OCCHIO AI BIMBI IN AUTO

Non solo un nuovo prodotto assicurativo ma una modalità distributiva alternativa ideata da Italiana Assicurazioni (Reale Group), in tandem con Prénatal. Un progetto pilota partito in tre store di Roma, Torino e Assago, con buone previsioni di sviluppo

11/11/2015
👤Autore: Laura Servidio Review numero: 28 Pagina: 54 - 55
Innovazione e partnership sono sempre più all’ordine del giorno nelle strategie distributive e commerciali delle assicurazioni. Ne è un chiaro esempio la nuova soluzione ideata all’interno della maggiore compagnia italiana in forma di mutua.

Occhio alla birba – racconta Davide Chiarlo, responsabile di divisione Rem e del marketing operativo di Italiana Assicurazioni – è un prodotto assicurativo nato dall’esperienza di Italiana Assicurazioni divisione Rem di Reale Group, l’unità di business dedicata a sperimentare modalità distributive alternative ai canali tradizionali, rivolgendosi al mondo affinity e Gdo, con il duplice obiettivo di valorizzare collaborazioni e comunicare l’immagine del gruppo”. 
Tra gli obiettivi della divisione vi è, appunto, quello di utilizzare e sviluppare i contatti delle agenzie, in ottica di partnership: “questa iniziativa nasce e si concretizza per il tramite di un’agenzia della compagnia sul territorio; in questo caso, l’obiettivo era fare un test con un importante marchio (Prénatal, ndr) per valutare e costruire una modalità distributiva nuova nel settore dell’infanzia, associando al prestigioso brand l’immagine del nostro gruppo.
Per farlo – continua – abbiamo studiato un prodotto in linea con il target medio del nostro partner: qualcosa di accattivante e di diverso dalle aspettative della clientela, che potesse richiamare l’attenzione all’interno del punto vendita”. 

Il risultato è stato un prodotto basico, che non richiede l’assistenza di intermediari specializzati, presentato con un packaging in linea con i prodotti già in vendita negli store Prénatal. “Pensando all’infanzia abbiamo optato per la semplicità: una polizza Rc capo famiglia che copre i danni che il bambino può provocare, racchiusa in una valigetta di cartoncino munita di codice a barre, che ricorda una borsetta da signora, collocata vicino alla cassa, per sfruttare l’acquisto d’impulso come avviene anche al supermercato o in tabaccheria, con prodotti di vario tipo”. 

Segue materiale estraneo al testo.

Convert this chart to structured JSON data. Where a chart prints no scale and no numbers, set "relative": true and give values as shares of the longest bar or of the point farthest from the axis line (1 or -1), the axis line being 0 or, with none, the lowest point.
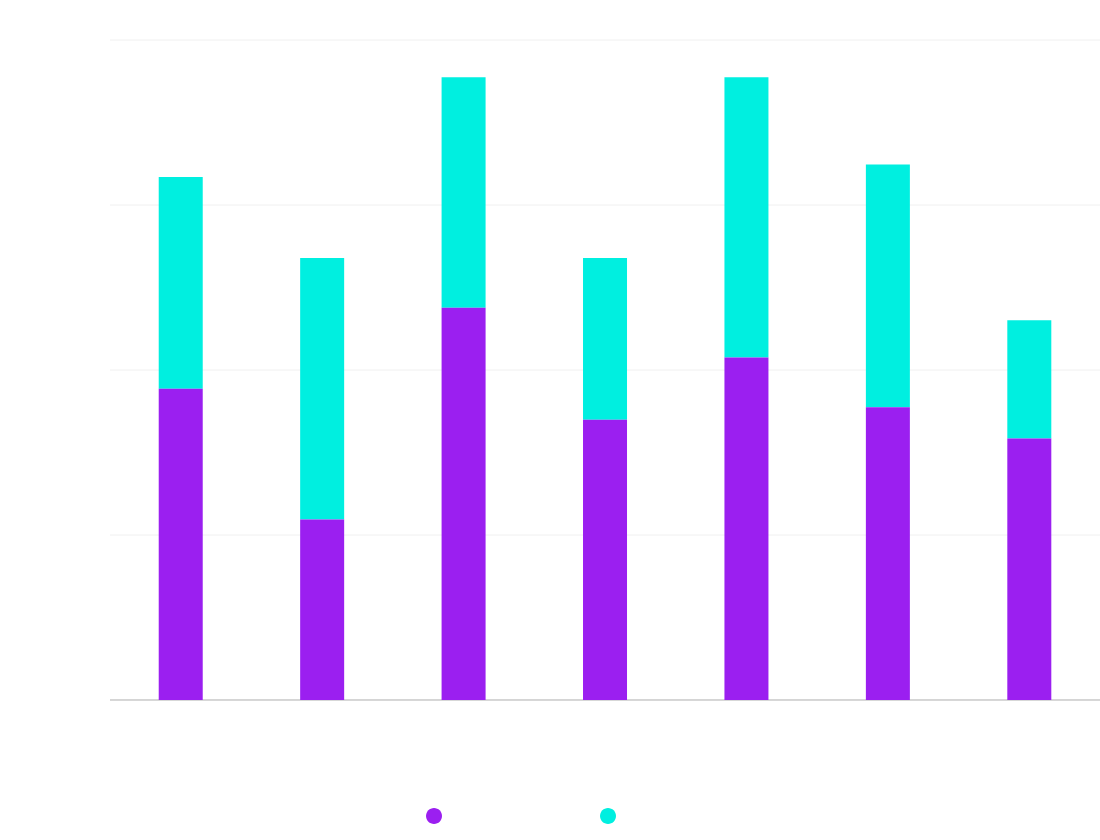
{
  "chart_data": {
    "type": "bar",
    "stacked": true,
    "relative": true,
    "grid": "y",
    "categories": [
      null,
      null,
      null,
      null,
      null,
      null,
      null
    ],
    "series": [
      {
        "color": "#9b1ff0",
        "values": [
          0.5,
          0.29,
          0.63,
          0.45,
          0.55,
          0.47,
          0.42
        ]
      },
      {
        "color": "#00efe0",
        "values": [
          0.34,
          0.42,
          0.37,
          0.26,
          0.45,
          0.39,
          0.19
        ]
      }
    ]
  }
}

DARE CONCRETEZZA ALLA POLIZZA

Il cliente interessato viene assistito da un intermediario iscritto alla sezione E (attualmente due per ogni store) nella fase informativa, nella compilazione del modulo di adesione e nella firma del contratto; quindi termina l’acquisto in cassa, dove riceve regolare scontrino (valido come quietanza) che gli consente, dalle ore 24 del giorno stesso, di essere coperto dall’assicurazione. “Questo è un modo per dare concretezza al prodotto assicurativo: un pack con tanto di codice a barre da passare in cassa, con in più l’assistenza di personale adeguatamente formato, sia quella prevista per legge sia quella specifica sul prodotto”. 





UNA MODALITÀ CHE FUNZIONA, MA NON BASTA

Dopo l’iniziale periodo tecnico, durato un anno, l’iniziativa è partita nell’estate in fase di test su tre grandi store (Torino, Roma e Assago). “Anche se la modalità distributiva – spiega Chiarlo – ha funzionato bene, in fase estensiva, questa non potrà essere l’unica in quanto presenta dei limiti in termini di volumi. Dovremo, quindi, pensare ad altri strumenti, in parallelo, quali il web ed eventuali altri prodotti, che valuteremo con il nostro partner”.
Riguardo ai risultati di vendita, i volumi sono ancora contenuti, ma le aspettative della divisione non erano legate ai numeri. “Il nostro obiettivo – conclude il responsabile – resta quello di costruire prodotti innovativi, che rendano l’esperienza assicurativa qualcosa di concreto, con una modalità distributiva diversa dal canale agenziale. In questo senso, il modello è risultato positivo: abbiamo destato attenzione, abbiamo fatto comunicazione e promosso l’immagine del nostro marchio.”